Despite this pronouncement, I most certainly am registered to vote in more than one place. With all this talk about rigged elections and voter fraud, was I inadvertently becoming a voter registration scofflaw?

I called some state officials and experts. Did I drop the ball, or did a number of bureaucrats fail me?

The answer is a little bit of both. States have no national database to consult. Though there are two big programs for cross-state information sharing, many states remain unconnected. And voter rights laws are designed to protect voters from unfair purges.

So it’s very possible -- likely, even -- that a person who’s moved across state lines would be registered in more than one place. And it’s a common issue that persists as states balance the need to clean up their rosters with ensuring access.

It turns out that Nebraska tried to ask me nicely.

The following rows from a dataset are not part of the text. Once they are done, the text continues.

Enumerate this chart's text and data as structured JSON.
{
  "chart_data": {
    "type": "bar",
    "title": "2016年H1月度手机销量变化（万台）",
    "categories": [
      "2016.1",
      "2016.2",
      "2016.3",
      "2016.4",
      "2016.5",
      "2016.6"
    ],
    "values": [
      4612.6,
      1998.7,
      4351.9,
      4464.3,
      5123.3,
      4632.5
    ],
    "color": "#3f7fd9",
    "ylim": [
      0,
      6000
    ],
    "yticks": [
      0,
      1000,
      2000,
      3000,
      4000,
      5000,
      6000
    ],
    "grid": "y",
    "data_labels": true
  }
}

“Mid-June, you were sent a confirmation mailing notice that apparently you have not responded to yet,” said Neal Erickson, deputy secretary of state for elections.

Oops.

Erickson said Nebraska participates in an interstate matching program. Kentucky is in the same program and notified them when I registered my new Louisville address.

If I had taken notice of Nebraska’s mailer, I would have seen that Erickson’s office asked me to allow them to take my name off the list at my old Omaha precinct.

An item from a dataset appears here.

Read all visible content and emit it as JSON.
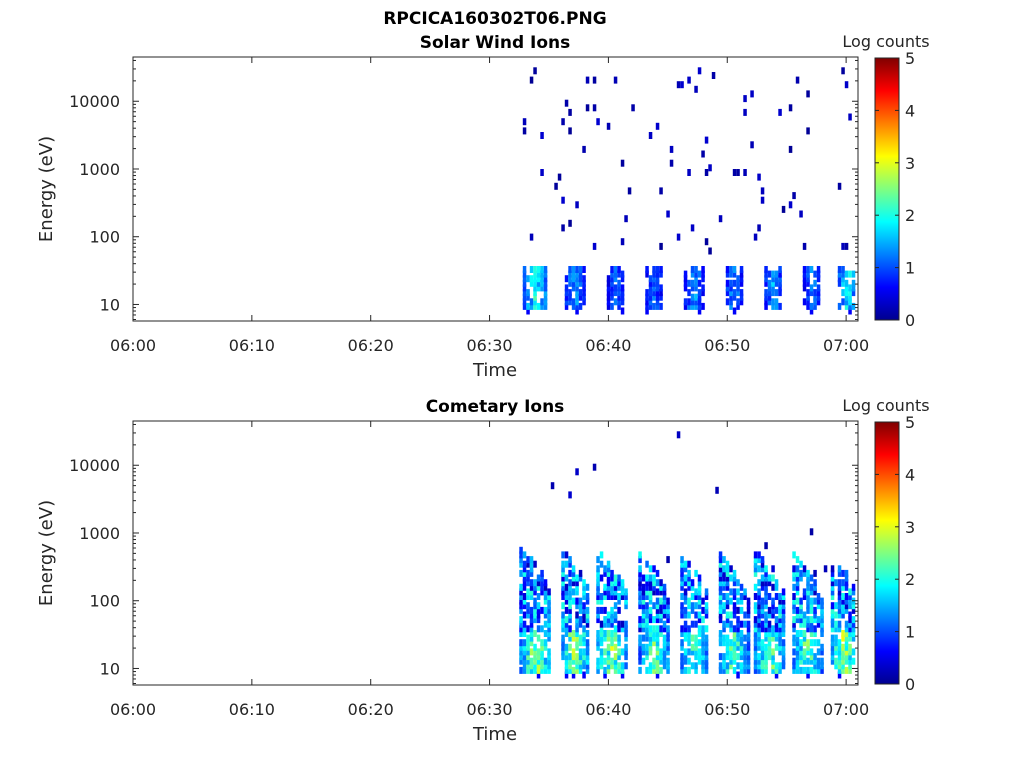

Could I have showed up on Election Day and voted in Nebraska? Erickson said yes. But my name being on the list wouldn’t make it less fraudulent.

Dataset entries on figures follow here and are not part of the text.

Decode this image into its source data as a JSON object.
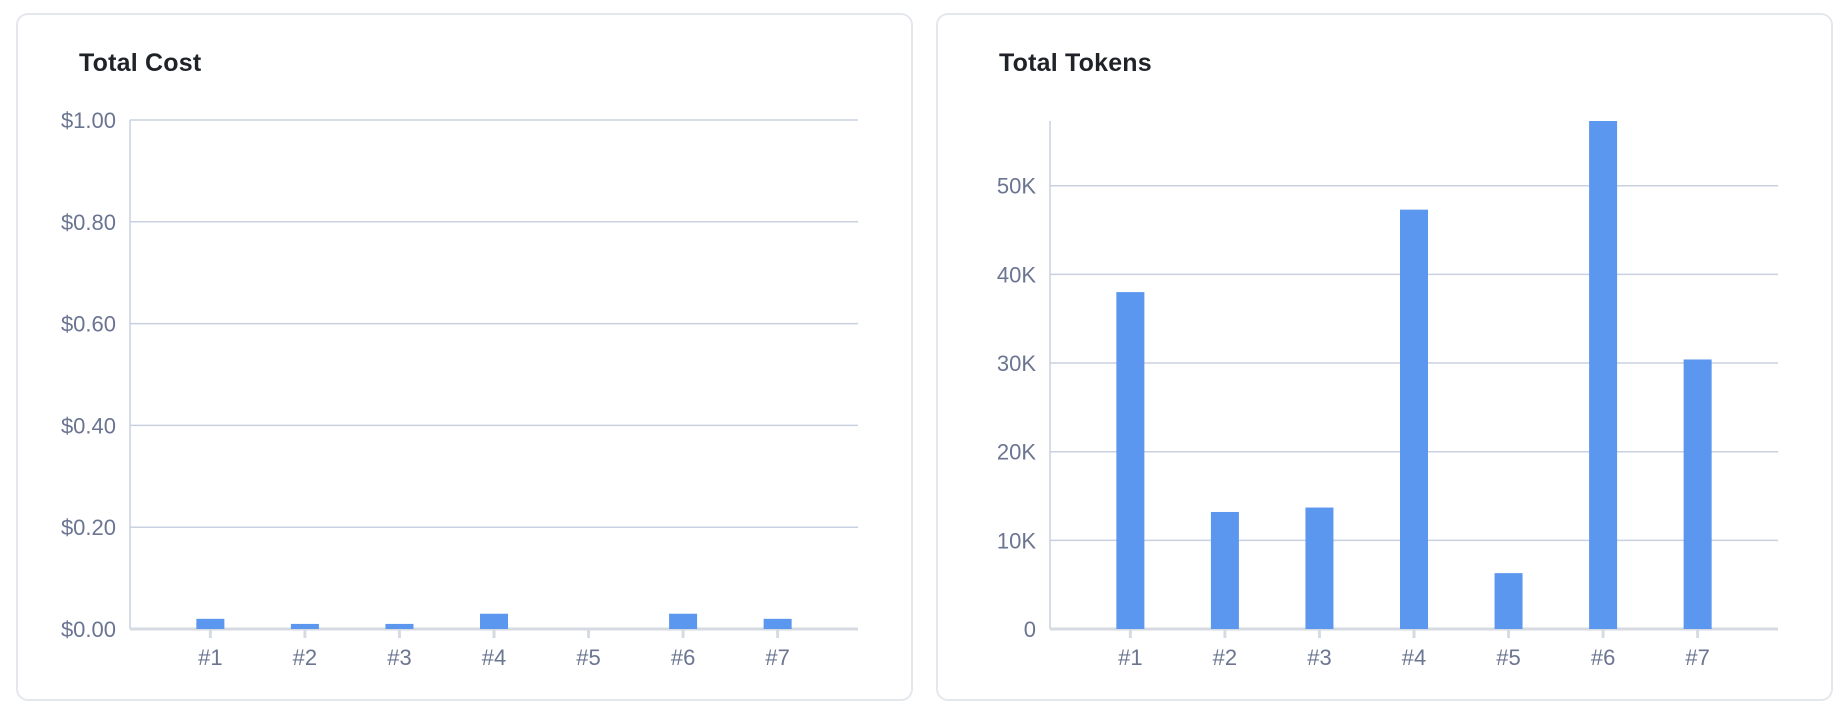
{
  "chart_data": [
    {
      "type": "bar",
      "title": "Total Cost",
      "categories": [
        "#1",
        "#2",
        "#3",
        "#4",
        "#5",
        "#6",
        "#7"
      ],
      "values": [
        0.02,
        0.01,
        0.01,
        0.03,
        0.0,
        0.03,
        0.02
      ],
      "ylim": [
        0,
        1.0
      ],
      "yticks": [
        0,
        0.2,
        0.4,
        0.6,
        0.8,
        1.0
      ],
      "ytick_labels": [
        "$0.00",
        "$0.20",
        "$0.40",
        "$0.60",
        "$0.80",
        "$1.00"
      ],
      "xlabel": "",
      "ylabel": "",
      "grid": true,
      "bar_color": "#5b96ef"
    },
    {
      "type": "bar",
      "title": "Total Tokens",
      "categories": [
        "#1",
        "#2",
        "#3",
        "#4",
        "#5",
        "#6",
        "#7"
      ],
      "values": [
        38000,
        13200,
        13700,
        47300,
        6300,
        57300,
        30400
      ],
      "ylim": [
        0,
        57300
      ],
      "yticks": [
        0,
        10000,
        20000,
        30000,
        40000,
        50000
      ],
      "ytick_labels": [
        "0",
        "10K",
        "20K",
        "30K",
        "40K",
        "50K"
      ],
      "xlabel": "",
      "ylabel": "",
      "grid": true,
      "bar_color": "#5b96ef"
    }
  ],
  "colors": {
    "grid": "#c9d1e0",
    "axis_baseline": "#d6dae2",
    "tick_text": "#6b7591",
    "title_text": "#1f2328",
    "card_border": "#e4e7ec"
  }
}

“You would have had to confirm your address,” he said, “so you would have had to lie.”

Now, I’m going to send back that postcard. But even if I don’t, the state will remove me from the roster once two federal elections have passed without word.

In Florida, where I haven’t lived in more than three years, my registration appears active. A spokeswoman there pointed me to state law, which says no voter can be removed from the rolls unless they make a written request. Technically, I made a written request: the law considers my new registrations elsewhere as a written request. But that’s only if the state’s election officials learn about it: Florida has a law on the books that prevents it from joining cross-state information sharing programs, so they didn’t get or give any intel on me.

In Tennessee, I’m registered but inactive. A spokesman there guessed that another state -- probably Nebraska, which again is part of the same cross-state information program -- updated Tennessee on my whereabouts.

I’ve been completely purged from the rolls in Rhode Island, where I haven’t voted in more than a decade. Lil’ Rhody is one of 21 states in the Electronic Registration Information Center, also known as ERIC.

The nonprofit organization checks member states’ voter rosters against other states, according to John Lindback, ERIC’s executive director. The group also monitors death records, national change of address forms, driver records and other sources -- not only for problem registrations, but also to find potential voters who aren’t registered.

You’ll be contacted, Lindback said, but not purged -- until at least two federal elections have passed without you showing up.

People like me are clogging up the voter logs, Lindback said. But generally speaking, we aren’t trying to vote more than once. We are wasting money.

“It's expensive for local governments to print ballots and send mail to people who are no longer there,” he said. “It’s a waste. The more accurate your voter registration list is, the more efficient your government is.”

Voter purges are a sore spot in Kentucky -- which I swear is the only place I will vote today.

In 2006, a judge declared that Kentucky illegally purged 8,000 voters after determining they were registered in multiple states.

Secretary of State spokesman Bradford Queen said Kentucky sends out postcards asking for updated information after learning that someone moved.

Queen noted that the onus, though, is on the voter to cancel old registrations.

“When voters register to vote in Kentucky, they do swear to vote under penalty of perjury they are not registered to vote anywhere outside Kentucky,” he said.

I tried to play it cool while I asked him if he thought I committed perjury.

He offered me some kind advice: “Just go cancel your old registration.”